Healthcare leads all industries in data breaches
The healthcare sector experienced 187 data breaches in the first half of 2015, a startling number on its own, but even more so when considering that it accounts for 21.1 percent of all breaches worldwide.
That's according to a report from data security company Gemalto.
"The healthcare industry historically has had the highest number of data breaches, and that was no different in the first half of 2015," the report said.
The key finding is perhaps that the healthcare industry had 34 percent of its total records breached, amounting to 84 million data records compromised, the highest rate of any industry. Government accounted for the second highest rate of breaches at 77.2 million records lost, or 31.4 percent.
A contributing factor to the high rate of breaches encountered by the healthcare industry was the February heist of U.S. health insurance provider Anthem, in which criminal hackers broke into the firm's servers and stole 78.8 million records that contain personally identifiable information, the report said.

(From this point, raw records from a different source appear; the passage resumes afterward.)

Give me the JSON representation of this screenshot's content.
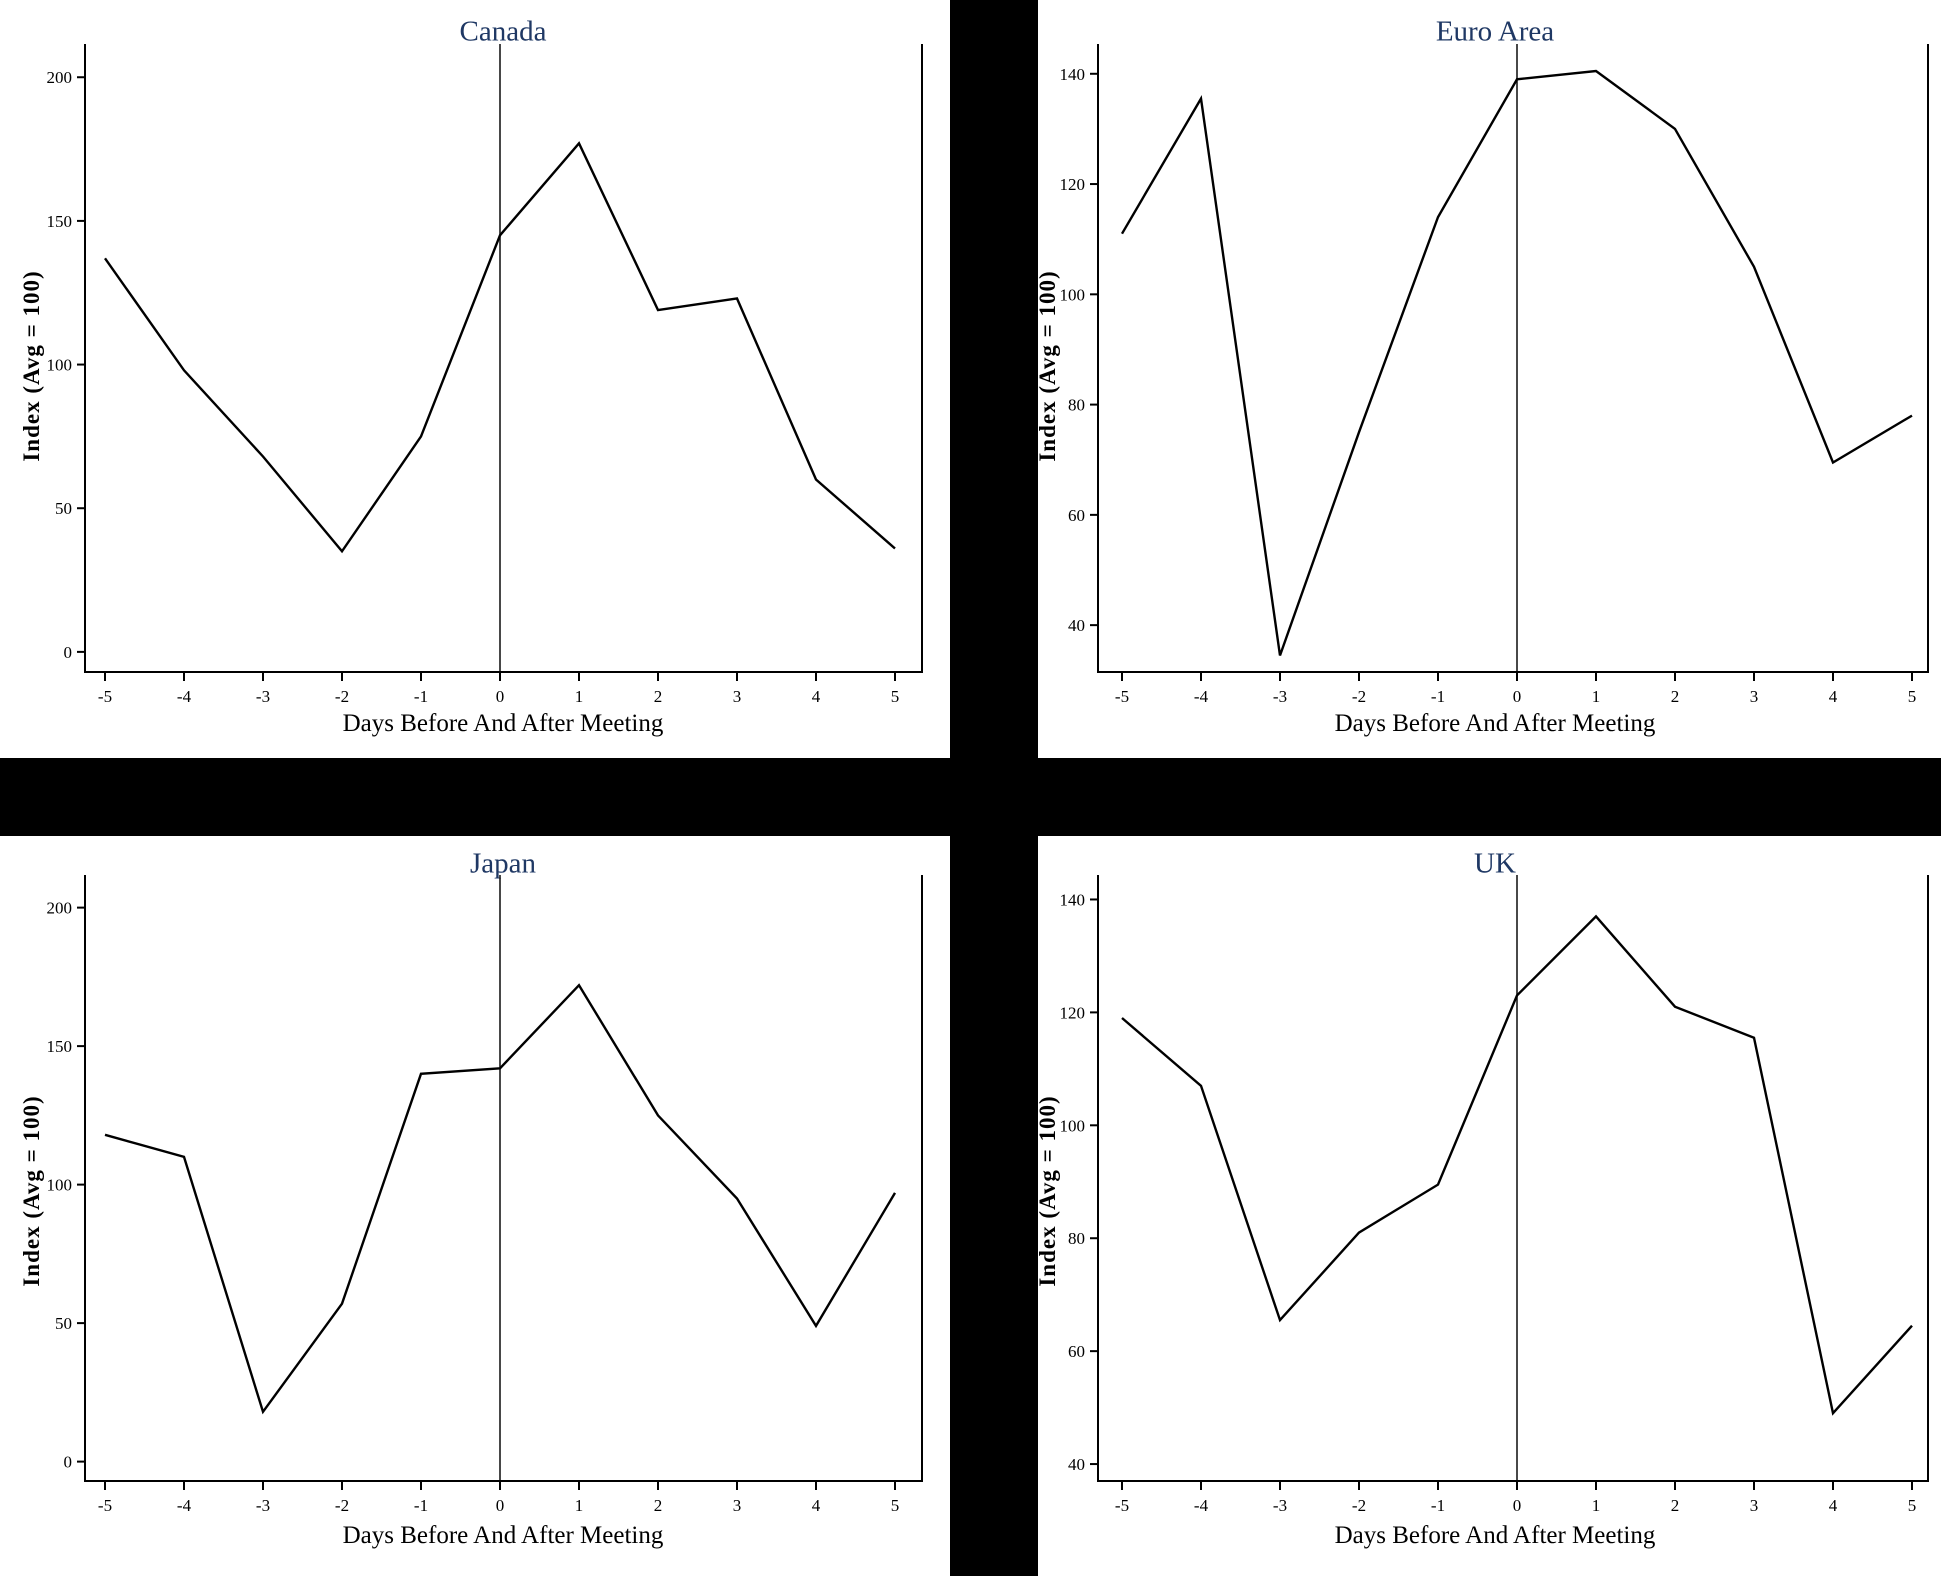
{
  "page": {
    "background": "#ffffff",
    "separator_color": "#000000",
    "title_color": "#1f3864",
    "line_color": "#000000",
    "axis_color": "#000000"
  },
  "chart_data": [
    {
      "type": "line",
      "title": "Canada",
      "xlabel": "Days Before And After Meeting",
      "ylabel": "Index (Avg = 100)",
      "x": [
        -5,
        -4,
        -3,
        -2,
        -1,
        0,
        1,
        2,
        3,
        4,
        5
      ],
      "values": [
        137,
        98,
        68,
        35,
        75,
        145,
        177,
        119,
        123,
        60,
        36
      ],
      "yticks": [
        0,
        50,
        100,
        150,
        200
      ],
      "ylim": [
        -7,
        206
      ],
      "vline_x": 0,
      "grid": false,
      "legend": false
    },
    {
      "type": "line",
      "title": "Euro Area",
      "xlabel": "Days Before And After Meeting",
      "ylabel": "Index (Avg = 100)",
      "x": [
        -5,
        -4,
        -3,
        -2,
        -1,
        0,
        1,
        2,
        3,
        4,
        5
      ],
      "values": [
        111,
        135.5,
        34.5,
        75,
        114,
        139,
        140.5,
        130,
        105,
        69.5,
        78
      ],
      "yticks": [
        40,
        60,
        80,
        100,
        120,
        140
      ],
      "ylim": [
        31.5,
        142.5
      ],
      "vline_x": 0,
      "grid": false,
      "legend": false
    },
    {
      "type": "line",
      "title": "Japan",
      "xlabel": "Days Before And After Meeting",
      "ylabel": "Index (Avg = 100)",
      "x": [
        -5,
        -4,
        -3,
        -2,
        -1,
        0,
        1,
        2,
        3,
        4,
        5
      ],
      "values": [
        118,
        110,
        18,
        57,
        140,
        142,
        172,
        125,
        95,
        49,
        97
      ],
      "yticks": [
        0,
        50,
        100,
        150,
        200
      ],
      "ylim": [
        -7,
        206
      ],
      "vline_x": 0,
      "grid": false,
      "legend": false
    },
    {
      "type": "line",
      "title": "UK",
      "xlabel": "Days Before And After Meeting",
      "ylabel": "Index (Avg = 100)",
      "x": [
        -5,
        -4,
        -3,
        -2,
        -1,
        0,
        1,
        2,
        3,
        4,
        5
      ],
      "values": [
        119,
        107,
        65.5,
        81,
        89.5,
        123,
        137,
        121,
        115.5,
        49,
        64.5
      ],
      "yticks": [
        40,
        60,
        80,
        100,
        120,
        140
      ],
      "ylim": [
        37,
        141.5
      ],
      "vline_x": 0,
      "grid": false,
      "legend": false
    }
  ]
}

The data breach, according to Anthem, extended into multiple brands that the company uses to market its healthcare plans, including Anthem Blue Cross, Anthem Blue Cross and Blue Shield, Blue Cross and Blue Shield of Georgia, Empire Blue Cross and Blue Shield, Amerigroup, Caremore, and UniCare, the report said.
Also listed among the companies experiencing the largest data breaches was electronic health records vendor Medical Informatics engineering, which has 3.9 million records compromised, the report said.
Overall, companies across all sectors are feeling increased pressure from attackers.
"The first six months of 2015 demonstrated that hackers continue to get past conventional perimeter security with relative ease, targeting nearly every industry and executing several high profile data breaches that scored tens of millions of data records each," the authors of the report wrote. "And, while identity theft remains one of the leading types of data breaches, the first half of 2015 has shown a shift in attack targets … data records stolen from state-sponsored attacks rose dramatically compared to previous years and healthcare and government overtook retail as the major sectors under siege with the number of compromised data records."